I am actually calling for a look at all the science. Mainstream and heterodox. It must all be evaluated for its validity. ALL methodology must be given, all data must be supplied. Given its estimated that the majority of scientific papers produced today are not worth the paper they’re written on I think this is imperative.
So I’m not guilty of wishful thinking, I’m guilty of being skeptical of the politicians and the green lobbyists who have other agendas as well (just as I’d be skeptical of anything emanating from Exxon or a company selling solar panels).
September 20th, 2007 at 10:17 pm
Tristan, I don’t suggest for a moment you shouldn’t be skeptical of scientific research, never mind green lobbyists.
But if you want to adopt a position that is contrary to the mainstream science, such as that warming is not due to anthropogenic gas emissions, then you are the one who has a lot of work to do to justify it.

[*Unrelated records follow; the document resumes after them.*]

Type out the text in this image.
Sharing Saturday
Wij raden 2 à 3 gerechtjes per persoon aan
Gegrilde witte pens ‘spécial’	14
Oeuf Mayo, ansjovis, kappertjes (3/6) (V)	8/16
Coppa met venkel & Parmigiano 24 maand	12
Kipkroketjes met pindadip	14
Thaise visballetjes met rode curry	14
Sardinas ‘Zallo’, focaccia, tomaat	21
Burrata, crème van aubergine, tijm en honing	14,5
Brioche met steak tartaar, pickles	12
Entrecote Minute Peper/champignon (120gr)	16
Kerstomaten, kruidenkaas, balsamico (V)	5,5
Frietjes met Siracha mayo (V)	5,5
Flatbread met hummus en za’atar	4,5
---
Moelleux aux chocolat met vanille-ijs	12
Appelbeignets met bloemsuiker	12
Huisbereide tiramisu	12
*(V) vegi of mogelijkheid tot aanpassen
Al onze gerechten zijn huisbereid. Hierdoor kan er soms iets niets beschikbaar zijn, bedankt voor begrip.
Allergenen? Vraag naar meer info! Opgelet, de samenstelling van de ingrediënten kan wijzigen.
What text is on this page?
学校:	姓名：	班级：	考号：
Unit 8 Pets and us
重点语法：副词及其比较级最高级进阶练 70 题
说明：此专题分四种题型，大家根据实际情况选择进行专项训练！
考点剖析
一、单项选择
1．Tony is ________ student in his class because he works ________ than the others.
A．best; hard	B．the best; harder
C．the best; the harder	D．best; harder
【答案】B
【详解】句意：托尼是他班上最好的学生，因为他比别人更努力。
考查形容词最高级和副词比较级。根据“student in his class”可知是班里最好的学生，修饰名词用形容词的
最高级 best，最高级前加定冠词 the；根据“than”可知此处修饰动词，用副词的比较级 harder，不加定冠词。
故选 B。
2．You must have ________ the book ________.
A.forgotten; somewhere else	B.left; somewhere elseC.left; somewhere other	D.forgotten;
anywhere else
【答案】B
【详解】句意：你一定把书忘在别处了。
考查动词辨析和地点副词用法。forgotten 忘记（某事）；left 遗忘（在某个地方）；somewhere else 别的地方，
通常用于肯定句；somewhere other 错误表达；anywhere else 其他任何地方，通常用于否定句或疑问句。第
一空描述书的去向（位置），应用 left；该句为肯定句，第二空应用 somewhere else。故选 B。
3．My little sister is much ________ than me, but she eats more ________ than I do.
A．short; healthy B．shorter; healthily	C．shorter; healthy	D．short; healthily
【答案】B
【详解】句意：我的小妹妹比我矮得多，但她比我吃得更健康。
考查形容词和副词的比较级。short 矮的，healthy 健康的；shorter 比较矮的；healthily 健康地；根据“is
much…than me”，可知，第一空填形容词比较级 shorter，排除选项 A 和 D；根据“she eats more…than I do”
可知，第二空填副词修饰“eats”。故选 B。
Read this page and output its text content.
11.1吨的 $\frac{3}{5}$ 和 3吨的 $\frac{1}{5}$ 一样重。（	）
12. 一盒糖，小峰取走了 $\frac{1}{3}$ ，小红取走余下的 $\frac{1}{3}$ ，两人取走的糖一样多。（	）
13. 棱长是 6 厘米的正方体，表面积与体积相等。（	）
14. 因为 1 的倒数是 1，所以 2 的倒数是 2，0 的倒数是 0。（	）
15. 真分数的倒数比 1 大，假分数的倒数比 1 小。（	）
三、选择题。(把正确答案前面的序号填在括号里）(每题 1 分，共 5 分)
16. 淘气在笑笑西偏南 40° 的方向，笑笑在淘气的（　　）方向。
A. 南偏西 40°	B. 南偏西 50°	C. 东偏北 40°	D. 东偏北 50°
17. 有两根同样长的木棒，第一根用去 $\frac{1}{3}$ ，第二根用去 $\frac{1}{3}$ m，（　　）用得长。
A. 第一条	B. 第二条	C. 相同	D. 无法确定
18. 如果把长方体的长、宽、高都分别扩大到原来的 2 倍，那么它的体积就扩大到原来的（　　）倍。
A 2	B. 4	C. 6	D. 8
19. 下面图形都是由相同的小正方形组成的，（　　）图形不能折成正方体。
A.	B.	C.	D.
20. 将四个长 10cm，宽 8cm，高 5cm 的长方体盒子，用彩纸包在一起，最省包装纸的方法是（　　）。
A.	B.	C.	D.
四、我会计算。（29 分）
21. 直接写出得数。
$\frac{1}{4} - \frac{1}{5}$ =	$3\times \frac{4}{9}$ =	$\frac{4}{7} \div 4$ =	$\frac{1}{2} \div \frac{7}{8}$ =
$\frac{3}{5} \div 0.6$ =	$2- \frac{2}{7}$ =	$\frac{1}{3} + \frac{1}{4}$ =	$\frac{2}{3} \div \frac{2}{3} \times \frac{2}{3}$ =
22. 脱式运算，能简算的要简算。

One doesn’t go round arbitrarily believing things for which the weight of evidence is against. Unless there is some psychological factor, such as wishful thinking, involved.
Libertarians can’t cope with global warming, for example, because it doesn’t fit their agenda. Without these irrational psycological factors, the percentage of libertarians who are deniers would be similar to the proportion of non-libertarians who are deniers, don’t you think?
September 20th, 2007 at 11:36 pm
Sorry, your other point:
“The best thing to do may be to adapt, to increase globalisation to make poorest richer.”
Yes, well I would say “is” rather than “may be”. Everybody but the Green Party agrees with this, don’t they? Have I missed something? Why don’t you save this remark for when somebody advocates the opposite.
September 21st, 2007 at 9:34 am
Sorry, Tristan, I was getting your second and third groups confused. So I withdraw my original comment.
So going back to the third group: “They also acknowledge that we don’t know enough about the other possible causes of climate change.”
This is a bit odd. We want to improve the accuracy of the estimates of all the parameters in the climate models, there isn’t a sound scientific reason to treat the parameters representing anthropogenic factors differently from the others in the modelling process.
The contrarians make use of the fact that few people understand how mathematical modelling and statistical inference work, to paint a conclusion as an assumption - in this case that the anthropogenic factors are needed to explain the observed climate changes, that models without those factors clearly and grossly fail to do so.